Peter Dalgaard wrote:
> Daniel Berg wrote:
>> Dear all,
>>
>> Suppose I have a very long expression e. Lets assume, for simplicity, that it is
>>
>> e = expression(u1+u2+u3)
>>
>> Now I wish to replace u2 with x and u3 with 1. I.e. the 'new'
>> expression, after replacement, should be:
>>
>>   
>>> e
>>>     
>> expression(u1+x+1)
>>
>> My question is how to do the replacement?
>>
>> I have tried using:
>>
>>   
>>> e = parse(text=gsub("u2","x",e))
>>> e = parse(text=gsub("u3",1,e))
>>>     
>> Even though this works fine in this simple example, the use of parse
>> when e is very long will fail since parse has a maximum line length
>> and will cut my expressions.
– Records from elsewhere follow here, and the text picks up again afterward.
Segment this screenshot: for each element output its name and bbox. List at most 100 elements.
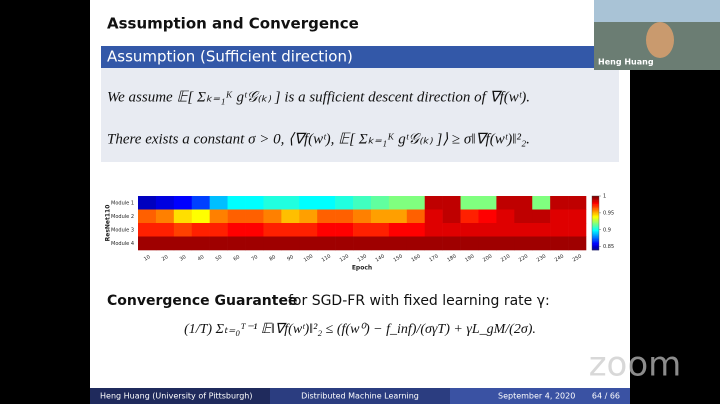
heat-cell (478, 209, 497, 224)
heat-cell (209, 236, 228, 251)
colorbar-step (592, 232, 599, 235)
heat-cell (353, 209, 372, 224)
x-tick-label: 210 (500, 253, 511, 263)
x-tick-label: 250 (572, 253, 583, 263)
heat-cell (514, 196, 533, 210)
x-tick-label: 100 (303, 253, 314, 263)
heat-cell (245, 196, 264, 210)
colorbar-label: 0.9 (603, 227, 611, 233)
heat-cell (227, 196, 246, 210)
heat-cell (353, 236, 372, 251)
colorbar-step (592, 196, 599, 198)
heat-cell (209, 196, 228, 210)
x-tick-label: 110 (321, 253, 332, 263)
convergence-text: for SGD-FR with fixed learning rate γ: (288, 293, 550, 309)
colorbar-step (592, 224, 599, 226)
heat-cell (335, 209, 354, 224)
heat-cell (568, 236, 587, 251)
heat-cell (370, 236, 390, 251)
heat-cell (299, 236, 318, 251)
x-tick-label: 70 (250, 254, 259, 262)
colorbar-step (592, 210, 599, 213)
heat-cell (317, 196, 336, 210)
heat-cell (496, 223, 515, 237)
heat-cell (335, 196, 354, 210)
heat-cell (138, 209, 157, 224)
colorbar-step (592, 217, 599, 220)
x-tick-label: 60 (233, 254, 242, 262)
x-tick-label: 10 (143, 254, 152, 262)
colorbar-label: 0.85 (603, 244, 614, 250)
block-line: There exists a constant σ > 0, ⟨∇f(wᵗ), … (107, 131, 530, 147)
x-tick-label: 200 (482, 253, 493, 263)
x-tick-label: 150 (392, 253, 403, 263)
x-tick-label: 180 (446, 253, 457, 263)
heat-cell (550, 209, 569, 224)
heat-cell (370, 196, 390, 210)
heat-cell (281, 209, 300, 224)
heat-cell (550, 223, 569, 237)
heat-cell (299, 196, 318, 210)
colorbar-step (592, 205, 599, 208)
heat-cell (281, 236, 300, 251)
heat-cell (568, 223, 587, 237)
heat-cell (478, 223, 497, 237)
row-label: Module 1 (111, 200, 134, 206)
participant-face (646, 22, 674, 58)
heat-cell (263, 223, 282, 237)
heat-cell (514, 209, 533, 224)
colorbar-step (592, 235, 599, 237)
formula: (1/T) Σₜ₌₀ᵀ⁻¹ 𝔼‖∇f(wᵗ)‖²₂ ≤ (f(w⁰) − f_i… (184, 322, 536, 337)
row-label: Module 4 (111, 241, 134, 247)
heat-cell (263, 196, 282, 210)
heat-cell (424, 209, 443, 224)
heat-cell (317, 209, 336, 224)
heat-cell (138, 196, 157, 210)
colorbar-step (592, 208, 599, 210)
heat-cell (317, 236, 336, 251)
colorbar-step (592, 216, 599, 218)
colorbar-step (592, 248, 599, 251)
row-label: Module 2 (111, 214, 134, 220)
heat-cell (155, 209, 175, 224)
footer-author: Heng Huang (University of Pittsburgh) (100, 392, 252, 401)
x-tick-label: 170 (428, 253, 439, 263)
heat-cell (227, 223, 246, 237)
footer-talk: Distributed Machine Learning (301, 392, 419, 401)
heat-cell (406, 223, 426, 237)
x-tick-label: 20 (161, 254, 170, 262)
heat-cell (550, 236, 569, 251)
colorbar-step (592, 247, 599, 249)
block-header (101, 46, 619, 68)
colorbar-step (592, 233, 599, 236)
video-sky (594, 0, 720, 22)
x-tick-label: 160 (410, 253, 421, 263)
convergence-heading: Convergence Guarantee (107, 293, 297, 309)
colorbar-step (592, 206, 599, 209)
heat-cell (263, 209, 282, 224)
heat-cell (514, 236, 533, 251)
heat-cell (263, 236, 282, 251)
colorbar-step (592, 198, 599, 201)
footer-right (450, 388, 630, 404)
x-axis-label: Epoch (352, 265, 372, 272)
heat-cell (299, 223, 318, 237)
colorbar-step (592, 201, 599, 204)
heat-cell (514, 223, 533, 237)
heat-cell (227, 236, 246, 251)
heat-cell (406, 236, 426, 251)
heat-cell (317, 223, 336, 237)
heat-cell (496, 196, 515, 210)
colorbar-step (592, 244, 599, 247)
colorbar-step (592, 197, 599, 199)
heat-cell (191, 236, 210, 251)
heat-cell (209, 223, 228, 237)
colorbar-step (592, 223, 599, 225)
heat-cell (568, 209, 587, 224)
participant-name: Heng Huang (598, 58, 654, 67)
heat-cell (460, 209, 479, 224)
heat-cell (424, 223, 443, 237)
heat-cell (424, 236, 443, 251)
heat-cell (442, 209, 461, 224)
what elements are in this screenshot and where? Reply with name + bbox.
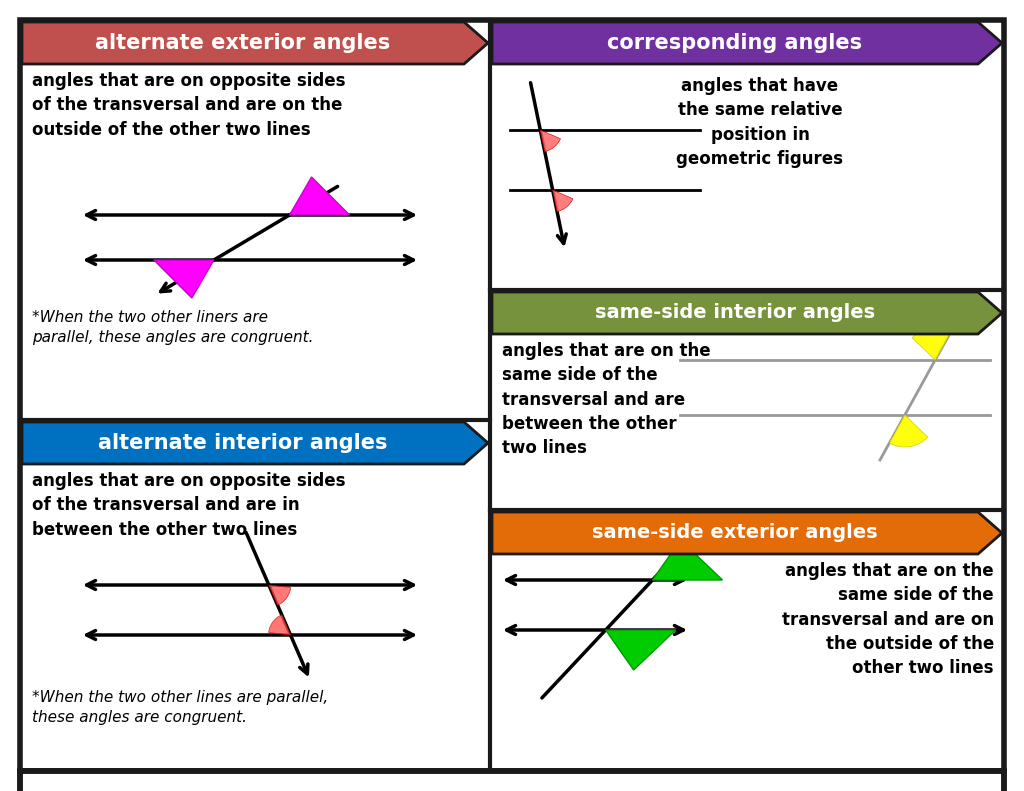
Text: *When the two other liners are
parallel, these angles are congruent.: *When the two other liners are parallel,… <box>32 310 313 345</box>
Text: angles that are on the
same side of the
transversal and are on
the outside of th: angles that are on the same side of the … <box>782 562 994 677</box>
Polygon shape <box>154 260 214 298</box>
Polygon shape <box>652 540 723 580</box>
Text: angles that have
the same relative
position in
geometric figures: angles that have the same relative posit… <box>677 77 844 168</box>
Wedge shape <box>890 415 928 447</box>
Polygon shape <box>605 630 676 670</box>
Polygon shape <box>492 512 1002 554</box>
Text: angles that are on opposite sides
of the transversal and are on the
outside of t: angles that are on opposite sides of the… <box>32 72 345 138</box>
Wedge shape <box>541 130 560 152</box>
Text: angles that are on opposite sides
of the transversal and are in
between the othe: angles that are on opposite sides of the… <box>32 472 345 539</box>
Text: alternate interior angles: alternate interior angles <box>98 433 388 453</box>
Wedge shape <box>269 585 291 605</box>
Text: *When the two other lines are parallel,
these angles are congruent.: *When the two other lines are parallel, … <box>32 690 329 725</box>
Text: same-side exterior angles: same-side exterior angles <box>592 524 878 543</box>
Text: corresponding angles: corresponding angles <box>607 33 862 53</box>
Wedge shape <box>912 328 950 360</box>
Polygon shape <box>492 292 1002 334</box>
Wedge shape <box>553 190 572 211</box>
Polygon shape <box>290 177 349 215</box>
Text: angles that are on the
same side of the
transversal and are
between the other
tw: angles that are on the same side of the … <box>502 342 711 457</box>
Text: same-side interior angles: same-side interior angles <box>595 304 876 323</box>
Text: alternate exterior angles: alternate exterior angles <box>95 33 390 53</box>
Wedge shape <box>268 615 291 635</box>
Polygon shape <box>22 422 488 464</box>
Polygon shape <box>22 22 488 64</box>
Polygon shape <box>492 22 1002 64</box>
I need to keep mode(e)=expression since I
>> will use e further in symbolic derivation and division.
>>
>> Any suggestions are most welcome.
>>   
> The short answer is substitute().
> 
> However, this is not entirely trivial to apply if you have your
> expression already inside an expression() object.
> 
> The easy thing to do is
> 
>> substitute(u1+u2+u3, list(u2=quote(x),u3=1))
> u1 + x + 1
> 
> but notice that this "autoquotes" the first argument, so
> 
>> substitute(e, list(u2=quote(x),u3=1))
> e
> 
> which is pretty much useless.
> 
> (Arguably it would have been a better design to avoid this feature and
> require substitute(quote(.....)....) for the former case.)
> 
> The way around this is to add a further layer of substitute() to insert
> the value of e:
> 
> eval(substitute(substitute(call,list(u2=quote(x),u3=1)),list(call=e[[1]])))
> u1 + x + 1
> 
> Notice that substitute will not go inside expression objects, so we need
> to extract the mode "call" object using e[[1]]. Also, the result is
> "call" not "expression". You may need an as.expression construct around
> the result to get exactly what you asked.
> 

I usually use do.call() to do this kind of thing:

 > e <- expression(u1+u2+u3)
 > e
expression(u1 + u2 + u3)
 > do.call("substitute", list(e[[1]], list(u2=quote(x),u3=1)))
u1 + x + 1
 >

(and of course one can wrap the result in as.expression() to get an 
expression back).

Are there any circumstances where this construct will produce different 
results to the nested substitute suggested by Peter?